Lumpers and splitters

From Wikipedia, the free encyclopedia

Lumping and splitting refers to a well known problem in any discipline which has to place individual examples into rigorously defined categories. The lumper/splitter problem occurs when there is the need to create classifications and assign examples to them, for example schools of literature, biological paleo-species and so on. A "lumper" is an individual who takes a gestalt view of a definition, and assigns examples broadly, assuming that differences are not as important as signature similarities. A "splitter" is an individual who takes precise definitions, and creates new categories to classify samples that differ in key ways.

1 Lumping and splitting in biology
2 Lumping and splitting in history
3 Lumping and splitting in software modelling
4 Lumping and splitting in language classification
5 See also
6 External links

[edit] Lumping and splitting in biology

The naming of a particular species should be regarded as a hypothesis about the evolutionary relationships and distinguishability of that group of organisms. As further information comes to hand, the hypothesis may be confirmed or refuted. Sometimes, especially in the past when communication was more difficult, taxonomists working in isolation have given two distinct names to individual organisms later identified as the same species.
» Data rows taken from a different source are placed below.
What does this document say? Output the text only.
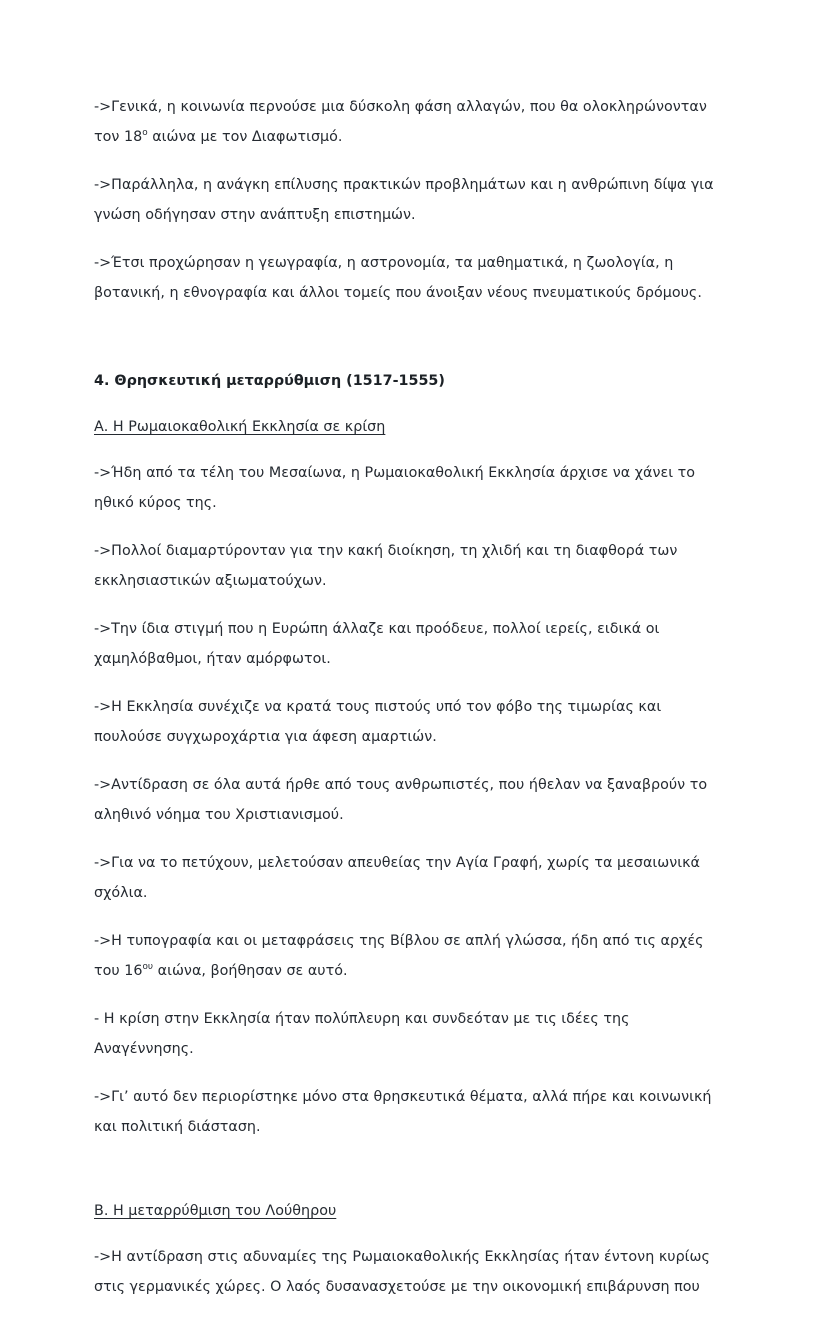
->Γενικά, η κοινωνία περνούσε μια δύσκολη φάση αλλαγών, που θα ολοκληρώνονταν τον $18^o$ αιώνα με τον Διαφωτισμό.

->Παράλληλα, η ανάγκη επίλυσης πρακτικών προβλημάτων και η ανθρώπινη δίψα για γνώση οδήγησαν στην ανάπτυξη επιστημών.

->Έτσι προχώρησαν η γεωγραφία, η αστρονομία, τα μαθηματικά, η ζωολογία, η βοτανική, η εθνογραφία και άλλοι τομείς που άνοιξαν νέους πνευματικούς δρόμους.

4. Θρησκευτική μεταρρύθμιση (1517-1555)

Α. Η Ρωμαιοκαθολική Εκκλησία σε κρίση

->Ήδη από τα τέλη του Μεσαίωνα, η Ρωμαιοκαθολική Εκκλησία άρχισε να χάνει το ηθικό κύρος της.

->Πολλοί διαμαρτύρονταν για την κακή διοίκηση, τη χλιδή και τη διαφθορά των εκκλησιαστικών αξιωματούχων.

->Την ίδια στιγμή που η Ευρώπη άλλαζε και προόδευε, πολλοί ιερείς, ειδικά οι χαμηλόβαθμοι, ήταν αμόρφωτοι.

->Η Εκκλησία συνέχιζε να κρατά τους πιστούς υπό τον φόβο της τιμωρίας και πουλούσε συγχωροχάρτια για άφεση αμαρτιών.

->Αντίδραση σε όλα αυτά ήρθε από τους ανθρωπιστές, που ήθελαν να ξαναβρούν το αληθινό νόημα του Χριστιανισμού.

->Για να το πετύχουν, μελετούσαν απευθείας την Αγία Γραφή, χωρίς τα μεσαιωνικά σχόλια.

->Η τυπογραφία και οι μεταφράσεις της Βίβλου σε απλή γλώσσα, ήδη από τις αρχές του $16^{o\upsilon}$ αιώνα, βοήθησαν σε αυτό.

- Η κρίση στην Εκκλησία ήταν πολύπλευρη και συνδεόταν με τις ιδέες της Αναγέννησης.

->Γι’ αυτό δεν περιορίστηκε μόνο στα θρησκευτικά θέματα, αλλά πήρε και κοινωνική και πολιτική διάσταση.

Β. Η μεταρρύθμιση του Λούθηρου

->Η αντίδραση στις αδυναμίες της Ρωμαιοκαθολικής Εκκλησίας ήταν έντονη κυρίως στις γερμανικές χώρες. Ο λαός δυσανασχετούσε με την οικονομική επιβάρυνση που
When two named species are discovered to be of the same species, the older species name is usually retained, and the newer species name dropped, a process called synonymization, or convivially, as lumping. Dividing a taxon into multiple, often new, taxa is called splitting. Taxonomists are often referred to as "lumpers" or "splitters" by their colleagues, depending on their personal approach to recognizing differences or commonalities between organisms.
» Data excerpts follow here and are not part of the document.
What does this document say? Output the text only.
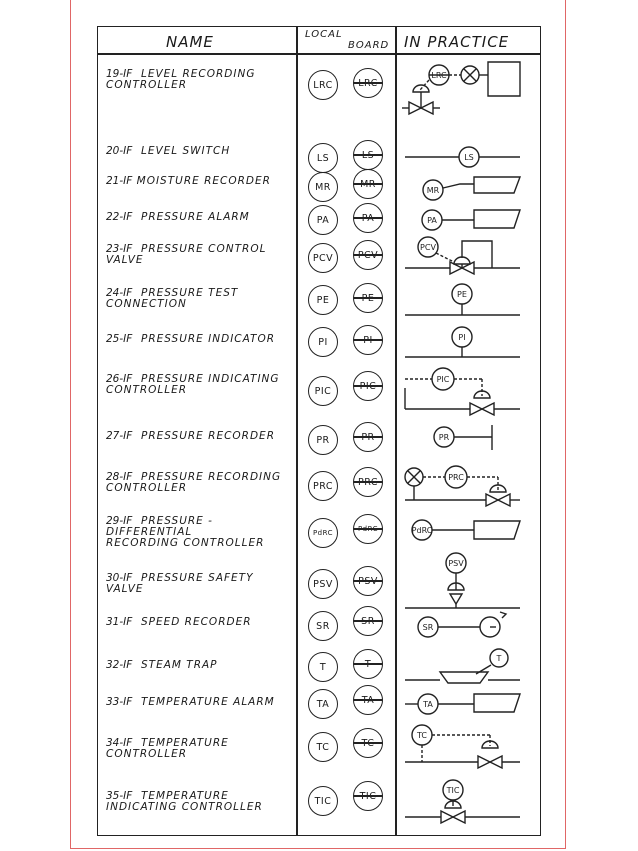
NAME	LOCAL
BOARD IN PRACTICE
19-IF LEVEL RECORDING
CONTROLLER
20-IF LEVEL SWITCH
21-IF MOISTURE RECORDER
22-IF PRESSURE ALARM
23-IF PRESSURE CONTROL
VALVE
24-IF PRESSURE TEST
CONNECTION
25-IF PRESSURE INDICATOR
26-IF PRESSURE INDICATING
CONTROLLER
27-IF PRESSURE RECORDER
28-IF PRESSURE RECORDING
CONTROLLER
29-IF PRESSURE - DIFFERENTIAL
RECORDING CONTROLLER
30-IF PRESSURE SAFETY
VALVE
31-IF SPEED RECORDER
32-IF STEAM TRAP
33-IF TEMPERATURE ALARM
34-IF TEMPERATURE
CONTROLLER
35-IF TEMPERATURE
INDICATING CONTROLLER
LRC
LS
MR
PA
PCV
PE
PI
PIC
PR
PRC
PdRC
PSV
SR
T
TA
TC
TIC
LRC
LS
MR
PA
PCV
PE
PI
PIC
PR
PRC
PdRC
PSV
SR
T
TA
TC
TIC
[edit] Lumping and splitting in history

Main article: periodization

In history lumpers are those who tend to create broad definitions that cover large periods of time and many disciplines, whereas splitters want to assign names to tight groups of inter-relationships.
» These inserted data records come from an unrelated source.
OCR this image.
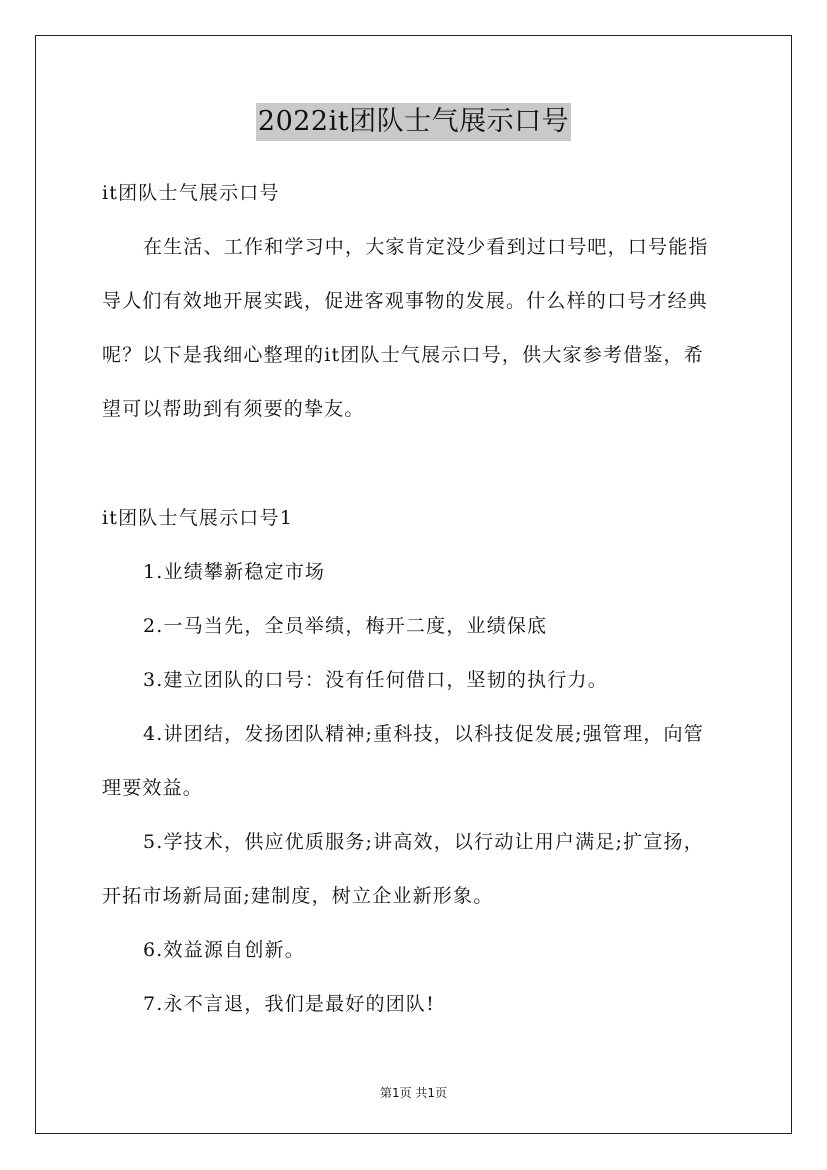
2022it团队士气展示口号
it团队士气展示口号
在生活、工作和学习中，大家肯定没少看到过口号吧，口号能指
导人们有效地开展实践，促进客观事物的发展。什么样的口号才经典
呢？以下是我细心整理的it团队士气展示口号，供大家参考借鉴，希
望可以帮助到有须要的挚友。
it团队士气展示口号1
1.业绩攀新稳定市场
2.一马当先，全员举绩，梅开二度，业绩保底
3.建立团队的口号：没有任何借口，坚韧的执行力。
4.讲团结，发扬团队精神;重科技，以科技促发展;强管理，向管
理要效益。
5.学技术，供应优质服务;讲高效，以行动让用户满足;扩宣扬，
开拓市场新局面;建制度，树立企业新形象。
6.效益源自创新。
7.永不言退，我们是最好的团队!
第1页 共1页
Each approach has its well known problems. Lumping tends to create a more and more unwieldy definition, with members having less and less mutually in common. This can lead to definitions which are little more than conventionalities, or groups which join fundamentally different examples. Splitting often leads to "distinctions without difference", ornate and fussy categories, and failure to see underlying similarities.

For example, in the arts, "Romantic" can refer specifically to a period of German poetry roughly from 1780-1810, but would exclude the later work of Goethe, among other writers. In music it can mean every composer from Hummel through Rachmaninoff, plus many that came after.

[edit] Lumping and splitting in software modelling

Software engineering often proceeds by building models (sometimes known as Model-Driven Architecture). A lumper is always keen to generalize, and produces models with a small number of broadly defined objects. A splitter is reluctant to generalize, and produces models with a large number of narrowly defined objects. For example, according to the lumpers, a subcontractor could be basically the same as any other supplier, and is therefore the same class; meanwhile the splitters would probably argue that there are significant differences between different groups of suppliers, justifying separate classes in the model.

[edit] Lumping and splitting in language classification

Language families with lumper-splitter controversies include Ural-Altaic, Altaic itself, Austric, Nostratic, and Joseph Greenberg's similar Eurasiatic, his Amerind languages, Indo-Pacific, and Nilo-Saharan, and above all Merritt Ruhlen's Proto-World.

Splitters regard reconstruction of a common ancestor (protolanguage) via the comparative method as the only valid proof of relationship, and consider genetic relatedness to be the question of interest. American linguists of recent decades tend to be splitters.

Lumpers are more willing to admit techniques like mass lexical comparison or lexicostatistics, and mass typological comparison, and to tolerate the uncertainty of whether relationships found by these methods are the result of linguistic divergence (descent from common ancestor) or language convergence (borrowing). Much long-range comparison work has been from Russian linguists like Vladislav Illich-Svitych and Sergei Starostin. In the US, Greenberg's and Ruhlen's work has been well publicized. Some well-known earlier American linguists like Morris Swadesh and Edward Sapir also pursued large-scale classifications.